Match Classification Logic

After scoring, each result is classified based on keyword coverage analysis:
  • The system checks which of your search keywords (job title terms + confirmed skills) appear in the job’s title, description, and skills fields
  • EXCELLENT_MATCH: Every keyword is found somewhere in the job listing
  • GOOD_MATCH: 80% or more of keywords are found
  • POOR_MATCH: Less than 80% of keywords are found
This classification is separate from the numerical score. A job can have a high vector similarity score (meaning it is semantically relevant) but be classified as a poor match if it uses different terminology. Conversely, a job can be an excellent keyword match but score lower if its overall description diverges from your search intent.
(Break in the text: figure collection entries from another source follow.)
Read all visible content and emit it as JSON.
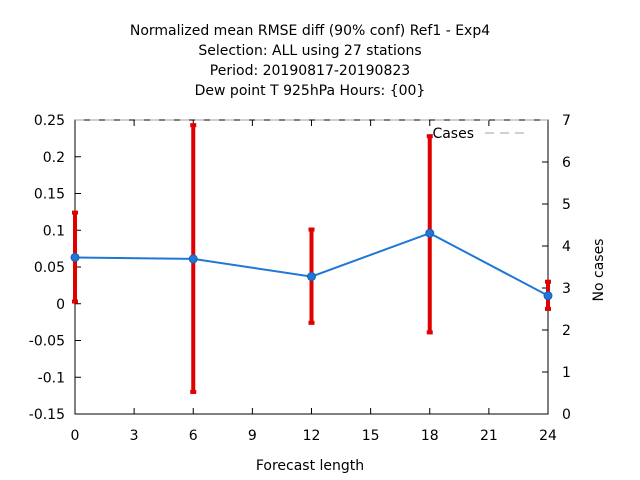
{
  "chart_data": {
    "type": "line",
    "title": [
      "Normalized mean RMSE diff (90% conf) Ref1 - Exp4",
      "Selection: ALL using    27 stations",
      "Period: 20190817-20190823",
      "Dew point T 925hPa   Hours: {00}"
    ],
    "xlabel": "Forecast length",
    "ylabel": "",
    "y2label": "No cases",
    "xlim": [
      0,
      24
    ],
    "ylim": [
      -0.15,
      0.25
    ],
    "y2lim": [
      0,
      7
    ],
    "x_ticks": [
      "0",
      "3",
      "6",
      "9",
      "12",
      "15",
      "18",
      "21",
      "24"
    ],
    "y_ticks": [
      "0.25",
      "0.2",
      "0.15",
      "0.1",
      "0.05",
      "0",
      "-0.05",
      "-0.1",
      "-0.15"
    ],
    "y2_ticks": [
      "7",
      "6",
      "5",
      "4",
      "3",
      "2",
      "1",
      "0"
    ],
    "grid": false,
    "legend": {
      "position": "top-right",
      "label": "Cases"
    },
    "series": [
      {
        "name": "",
        "color": "#1f78d6",
        "x": [
          0,
          6,
          12,
          18,
          24
        ],
        "y": [
          0.063,
          0.061,
          0.037,
          0.096,
          0.011
        ],
        "err_low": [
          0.003,
          -0.12,
          -0.026,
          -0.039,
          -0.007
        ],
        "err_high": [
          0.124,
          0.243,
          0.101,
          0.228,
          0.03
        ],
        "error_bar_color": "#e00000"
      },
      {
        "name": "Cases",
        "axis": "right",
        "style": "dashed",
        "color": "#a0a0a0",
        "x": [
          0,
          6,
          12,
          18,
          24
        ],
        "y": [
          7,
          7,
          7,
          7,
          7
        ]
      }
    ]
  }
}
How the “Source Keywords” Field Works

Each job in your search results stores a source_keywords field that records which specific keywords from your search led to this job being matched. This is particularly useful for boolean OR searches where multiple keyword combinations generate results. The source keywords tell you which combination produced each specific result, helping you understand why a particular job appeared.

Performance Characteristics

  • Result delivery: Results are delivered incrementally via SSE as the pipeline completes each stage. You may see partial results before the search finishes.
  • Typical processing time: 10-60 seconds depending on filter complexity and result count. Searches with geo + skills filters take longest due to the PostgreSQL pre-filtering step.
  • Result limits: The pages parameter on the search entity controls how many pages of results are fetched from the recommendation engine. More pages = more results but longer processing.

Power-User Tips

For large result sets (100+ jobs), adopt a wave-based review approach:
  1. First wave: Review only 85%+ matches. Tag the best as “Shortlist.”
  2. Second wave: Review 70-84% matches. Tag additional finds as “Maybe.”
  3. Third wave: Glance at 50-69% only if you need more options.
  4. Batch-delete all poor matches to clean up the result set.
After reviewing top matches, re-sort by date (newest first). Recently posted jobs with moderate match scores may represent fresh opportunities where you can be among the first recruiters to reach out. The recency bonus already gives these a slight edge, but sorting by date surfaces them more prominently.
Create a tagging system that mirrors your recruitment pipeline: “Shortlist” > “Contacted”
“Waiting” > “Interview” > “Placed”. Then use the tag filter to view each stage independently. Combined with the active-only filter, this gives you a real-time view of your active pipeline.